By KAREN VELIE
Editor’s note: This is the first in a series of articles about how high-end investors, small marijuana growers and fortune hunters are battling for a place in California’s new gold/green rush. First published on CalCoastNews on May 19.
Three San Luis Obispo County supervisors were stunned last week to read a new draft ordinance on marijuana. The draft bore almost no resemblance to the ordinance the board had directed staff to modify.
While the supervisors had assigned Assistant County Administrator Guy Savage to make a few changes to a previous draft ordinance, two county planners, James Caruso and Brandi Cummings, took it upon themselves to produce their own version of a marijuana ordinance.

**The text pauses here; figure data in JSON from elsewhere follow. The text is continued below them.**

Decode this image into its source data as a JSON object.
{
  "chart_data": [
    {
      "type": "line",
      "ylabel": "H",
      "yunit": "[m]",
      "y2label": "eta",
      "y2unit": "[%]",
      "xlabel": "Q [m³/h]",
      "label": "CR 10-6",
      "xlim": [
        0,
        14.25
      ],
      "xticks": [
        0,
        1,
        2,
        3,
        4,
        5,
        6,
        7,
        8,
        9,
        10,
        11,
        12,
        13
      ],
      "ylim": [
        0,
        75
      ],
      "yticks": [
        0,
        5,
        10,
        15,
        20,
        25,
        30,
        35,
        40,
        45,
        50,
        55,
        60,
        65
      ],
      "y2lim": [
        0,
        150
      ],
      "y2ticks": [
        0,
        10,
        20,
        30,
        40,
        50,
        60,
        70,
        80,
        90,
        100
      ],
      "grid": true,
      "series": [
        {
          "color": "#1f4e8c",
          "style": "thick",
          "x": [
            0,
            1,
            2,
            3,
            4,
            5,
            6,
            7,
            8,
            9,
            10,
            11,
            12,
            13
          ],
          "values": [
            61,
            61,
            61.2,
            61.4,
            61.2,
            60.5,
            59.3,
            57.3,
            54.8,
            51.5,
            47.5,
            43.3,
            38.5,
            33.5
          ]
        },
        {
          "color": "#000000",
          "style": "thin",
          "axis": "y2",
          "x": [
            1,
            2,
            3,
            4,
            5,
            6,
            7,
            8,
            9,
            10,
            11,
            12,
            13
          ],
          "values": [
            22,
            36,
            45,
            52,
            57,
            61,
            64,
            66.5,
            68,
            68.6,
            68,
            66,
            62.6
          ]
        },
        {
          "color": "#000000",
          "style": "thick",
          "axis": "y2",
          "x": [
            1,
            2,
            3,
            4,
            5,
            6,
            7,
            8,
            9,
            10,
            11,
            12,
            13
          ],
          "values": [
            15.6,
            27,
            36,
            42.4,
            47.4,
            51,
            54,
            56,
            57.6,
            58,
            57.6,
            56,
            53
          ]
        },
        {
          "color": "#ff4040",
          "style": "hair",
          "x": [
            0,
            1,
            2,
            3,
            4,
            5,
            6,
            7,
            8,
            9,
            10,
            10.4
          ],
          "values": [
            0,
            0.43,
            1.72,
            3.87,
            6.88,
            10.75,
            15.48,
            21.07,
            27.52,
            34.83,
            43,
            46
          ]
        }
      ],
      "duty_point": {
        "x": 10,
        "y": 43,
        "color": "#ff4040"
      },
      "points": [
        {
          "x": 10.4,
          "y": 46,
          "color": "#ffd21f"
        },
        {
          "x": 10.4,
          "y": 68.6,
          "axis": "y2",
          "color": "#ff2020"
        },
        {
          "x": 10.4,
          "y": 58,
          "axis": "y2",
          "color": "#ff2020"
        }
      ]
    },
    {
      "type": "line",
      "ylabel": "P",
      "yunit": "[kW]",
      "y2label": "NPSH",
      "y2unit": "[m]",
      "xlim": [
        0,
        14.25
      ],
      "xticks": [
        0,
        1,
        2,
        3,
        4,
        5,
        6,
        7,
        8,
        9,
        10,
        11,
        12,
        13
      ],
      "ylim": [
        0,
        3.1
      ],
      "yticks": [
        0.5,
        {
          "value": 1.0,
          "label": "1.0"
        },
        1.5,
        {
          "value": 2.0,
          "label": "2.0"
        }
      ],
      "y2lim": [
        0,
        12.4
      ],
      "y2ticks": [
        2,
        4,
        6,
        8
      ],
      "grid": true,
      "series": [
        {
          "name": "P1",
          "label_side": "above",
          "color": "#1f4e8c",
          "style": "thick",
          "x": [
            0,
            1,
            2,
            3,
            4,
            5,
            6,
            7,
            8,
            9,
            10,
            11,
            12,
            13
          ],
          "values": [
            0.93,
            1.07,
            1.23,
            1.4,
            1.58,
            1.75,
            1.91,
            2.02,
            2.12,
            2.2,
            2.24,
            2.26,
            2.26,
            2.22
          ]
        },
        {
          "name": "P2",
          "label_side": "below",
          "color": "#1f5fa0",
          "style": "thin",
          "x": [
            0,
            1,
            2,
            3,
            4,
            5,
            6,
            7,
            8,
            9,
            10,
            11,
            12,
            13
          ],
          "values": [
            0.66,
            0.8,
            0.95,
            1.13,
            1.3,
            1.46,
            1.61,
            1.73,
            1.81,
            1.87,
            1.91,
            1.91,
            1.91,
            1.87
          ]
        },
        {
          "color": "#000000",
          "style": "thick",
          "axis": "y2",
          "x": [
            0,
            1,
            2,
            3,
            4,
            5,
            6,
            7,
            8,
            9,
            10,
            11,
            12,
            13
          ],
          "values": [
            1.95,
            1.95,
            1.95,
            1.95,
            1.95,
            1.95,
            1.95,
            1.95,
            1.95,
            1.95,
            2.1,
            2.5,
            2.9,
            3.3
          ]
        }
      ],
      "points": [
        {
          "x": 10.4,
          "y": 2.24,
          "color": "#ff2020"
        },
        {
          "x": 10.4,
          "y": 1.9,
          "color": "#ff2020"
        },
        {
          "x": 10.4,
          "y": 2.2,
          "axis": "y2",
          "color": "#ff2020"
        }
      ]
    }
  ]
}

Caruso and Cummings’s draft of the marijuana ordinance appears to favor some growers while putting other marijuana enterprises out of business. Caruso and Cummings did not return several requests for comment.

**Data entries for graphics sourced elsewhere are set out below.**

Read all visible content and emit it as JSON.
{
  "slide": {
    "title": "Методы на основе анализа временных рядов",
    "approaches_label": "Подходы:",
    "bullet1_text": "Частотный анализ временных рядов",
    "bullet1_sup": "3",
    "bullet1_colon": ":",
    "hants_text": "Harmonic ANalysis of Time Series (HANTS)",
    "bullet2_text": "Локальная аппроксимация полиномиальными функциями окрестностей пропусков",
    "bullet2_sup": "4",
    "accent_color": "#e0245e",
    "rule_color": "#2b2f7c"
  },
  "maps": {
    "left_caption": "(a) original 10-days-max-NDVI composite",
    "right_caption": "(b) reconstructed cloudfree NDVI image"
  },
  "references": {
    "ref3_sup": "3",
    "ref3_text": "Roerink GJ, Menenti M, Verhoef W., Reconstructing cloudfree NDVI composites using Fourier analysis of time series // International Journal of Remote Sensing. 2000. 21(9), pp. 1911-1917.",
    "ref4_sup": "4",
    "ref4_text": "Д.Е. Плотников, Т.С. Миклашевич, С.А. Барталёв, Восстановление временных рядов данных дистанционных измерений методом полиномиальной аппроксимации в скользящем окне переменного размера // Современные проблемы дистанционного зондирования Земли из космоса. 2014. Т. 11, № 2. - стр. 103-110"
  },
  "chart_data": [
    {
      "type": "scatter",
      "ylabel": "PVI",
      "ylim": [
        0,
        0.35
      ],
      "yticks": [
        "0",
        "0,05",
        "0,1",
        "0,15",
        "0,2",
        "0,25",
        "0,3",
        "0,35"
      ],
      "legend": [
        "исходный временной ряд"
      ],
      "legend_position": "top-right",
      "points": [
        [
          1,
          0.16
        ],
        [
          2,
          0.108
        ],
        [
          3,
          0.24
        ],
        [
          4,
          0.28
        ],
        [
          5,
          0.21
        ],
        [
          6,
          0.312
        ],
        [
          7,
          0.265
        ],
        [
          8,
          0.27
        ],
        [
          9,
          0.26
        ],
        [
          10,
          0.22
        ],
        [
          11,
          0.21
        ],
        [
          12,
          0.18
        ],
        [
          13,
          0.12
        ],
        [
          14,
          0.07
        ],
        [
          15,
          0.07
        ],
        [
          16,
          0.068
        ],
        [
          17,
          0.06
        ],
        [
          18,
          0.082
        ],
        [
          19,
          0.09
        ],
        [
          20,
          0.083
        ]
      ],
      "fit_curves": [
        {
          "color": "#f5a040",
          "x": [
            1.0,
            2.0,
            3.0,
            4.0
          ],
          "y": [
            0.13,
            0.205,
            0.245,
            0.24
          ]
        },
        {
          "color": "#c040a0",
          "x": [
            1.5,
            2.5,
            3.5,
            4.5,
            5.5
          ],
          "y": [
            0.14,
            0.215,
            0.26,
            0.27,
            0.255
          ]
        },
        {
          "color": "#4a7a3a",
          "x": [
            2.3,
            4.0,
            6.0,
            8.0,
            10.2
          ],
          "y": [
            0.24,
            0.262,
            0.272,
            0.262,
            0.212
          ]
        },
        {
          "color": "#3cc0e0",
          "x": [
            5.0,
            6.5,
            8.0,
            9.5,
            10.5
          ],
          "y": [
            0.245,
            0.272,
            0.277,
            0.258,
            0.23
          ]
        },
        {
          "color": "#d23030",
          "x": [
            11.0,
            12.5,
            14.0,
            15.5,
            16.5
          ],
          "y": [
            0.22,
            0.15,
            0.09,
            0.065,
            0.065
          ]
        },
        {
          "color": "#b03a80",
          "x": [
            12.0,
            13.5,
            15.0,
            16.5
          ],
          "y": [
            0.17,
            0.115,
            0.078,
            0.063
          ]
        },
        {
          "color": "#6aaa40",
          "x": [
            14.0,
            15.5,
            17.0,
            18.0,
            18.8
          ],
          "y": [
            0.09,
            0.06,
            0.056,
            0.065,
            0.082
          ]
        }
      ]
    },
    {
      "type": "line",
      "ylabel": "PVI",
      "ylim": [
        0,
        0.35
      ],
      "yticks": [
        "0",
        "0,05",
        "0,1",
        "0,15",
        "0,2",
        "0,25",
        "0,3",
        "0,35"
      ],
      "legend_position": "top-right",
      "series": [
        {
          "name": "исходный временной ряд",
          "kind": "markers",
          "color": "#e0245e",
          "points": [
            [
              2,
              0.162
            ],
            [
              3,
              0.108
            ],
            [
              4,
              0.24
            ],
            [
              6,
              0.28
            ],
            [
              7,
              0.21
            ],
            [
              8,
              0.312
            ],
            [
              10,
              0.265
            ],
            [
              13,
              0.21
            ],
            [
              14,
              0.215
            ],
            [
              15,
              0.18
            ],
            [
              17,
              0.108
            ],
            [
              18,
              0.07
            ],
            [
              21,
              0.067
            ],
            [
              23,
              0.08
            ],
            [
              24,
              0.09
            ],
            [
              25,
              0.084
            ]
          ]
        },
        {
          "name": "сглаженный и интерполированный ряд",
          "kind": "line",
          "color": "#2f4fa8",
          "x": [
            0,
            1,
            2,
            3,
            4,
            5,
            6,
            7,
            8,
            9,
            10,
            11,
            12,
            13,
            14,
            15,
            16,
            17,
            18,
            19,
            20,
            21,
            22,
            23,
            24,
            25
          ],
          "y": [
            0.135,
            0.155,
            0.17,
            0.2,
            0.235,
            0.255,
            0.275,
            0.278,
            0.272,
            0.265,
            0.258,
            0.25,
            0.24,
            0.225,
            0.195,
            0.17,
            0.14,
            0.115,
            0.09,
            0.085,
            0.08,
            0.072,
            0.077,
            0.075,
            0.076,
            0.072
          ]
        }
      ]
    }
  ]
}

Supervisor John Peschong noted the different treatment of some growers.
“Our government needs to draft ordinances that treat everyone fairly,” Peschong said. “I am against any ordinance that picks winners and losers.”
Persons looking for a windfall from California’s legal marijuana industry have come to the state from throughout the nation. Multi-million-dollar crops have led to threats, back room deals, cheating and corruption, growers complain.

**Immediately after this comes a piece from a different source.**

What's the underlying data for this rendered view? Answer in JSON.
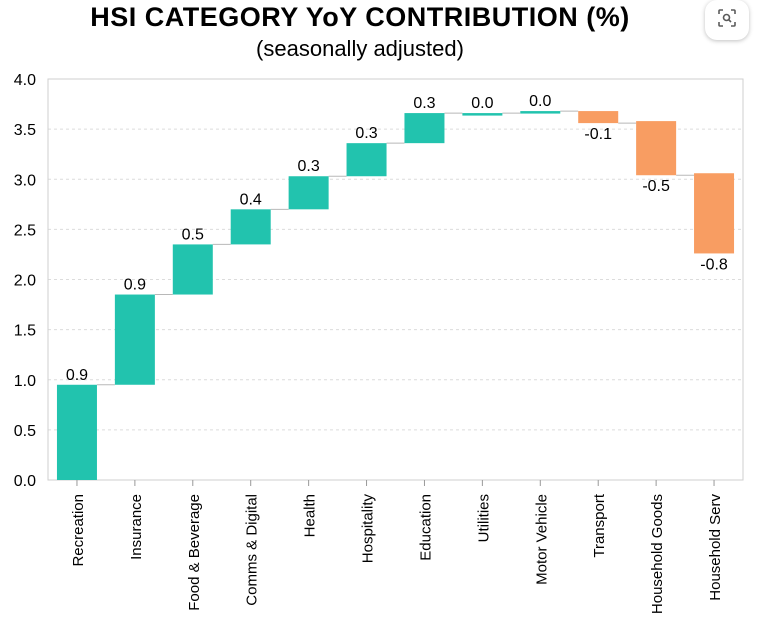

In September 2016, the SLO County Board of Supervisors passed an urgency ordinance that banned new marijuana grows, but allowed growers that could prove they were cultivating as of Aug. 23, 2016 to remain. However, the grows cannot expand in size.
At that time, the board directed staff to begin working on a permanent ordinance.
On February 28, the SLO County Board of Supervisors reviewed a draft ordinance and gave direction for Savage to make changes and then to put it out for public review.
However, on May 1, Caruso and Cummings posted a revised draft ordinance which bore almost no resemblance to the earlier ordinance. The planners gave the public until May 12 to comment.
Caruso and Cummings’s draft prohibits mobile delivery services which do not have a dispensary from making deliveries. If enacted, more than 90 percent of all delivery services would be put out of business and those who win the battle to open brick and mortar stores would pick up the extra business.
Caruso and Cummings’s draft restricts cultivation on properties under 5 acres in Nipomo. That would favor several large property owners and put many of the small growers out of business.
Even though the supervisors had directed staff to write an ordinance that permits non-volatile cannabis manufacturing facilities while forbidding volatile manufacturing, Caruso and Cummings’s draft allows volatile manufacturing facilities.
On May 12, growers voiced their concerns to supervisors who were previously unaware that their directions for an ordinance had not been followed. After several supervisors brought their concerns to county administration Dan Buckshi, Buckshi said the draft ordinance would be fixed, officials said.
“This is not the direction we gave staff in a board meeting,” Compton said. “In fact, there is nothing in this draft ordinance that resembles the original draft ordinance.”
At a SLO Normal meeting Thursday evening, when asked by concerned marijuana growers about the dramatic changes from the draft directed by the SLO County Board of Supervisors and what planners created, building division supervisor Art Trinidade said several county supervisors were upset about the direction staff took in creating the latest draft.
“At least one of the legislators threw a shoe at us,” Trinidade said.
Nevertheless, Trinidade said that county staffers would not be making changes to the draft.
“It will be at the planning commission before you see any changes,” Trinidade said.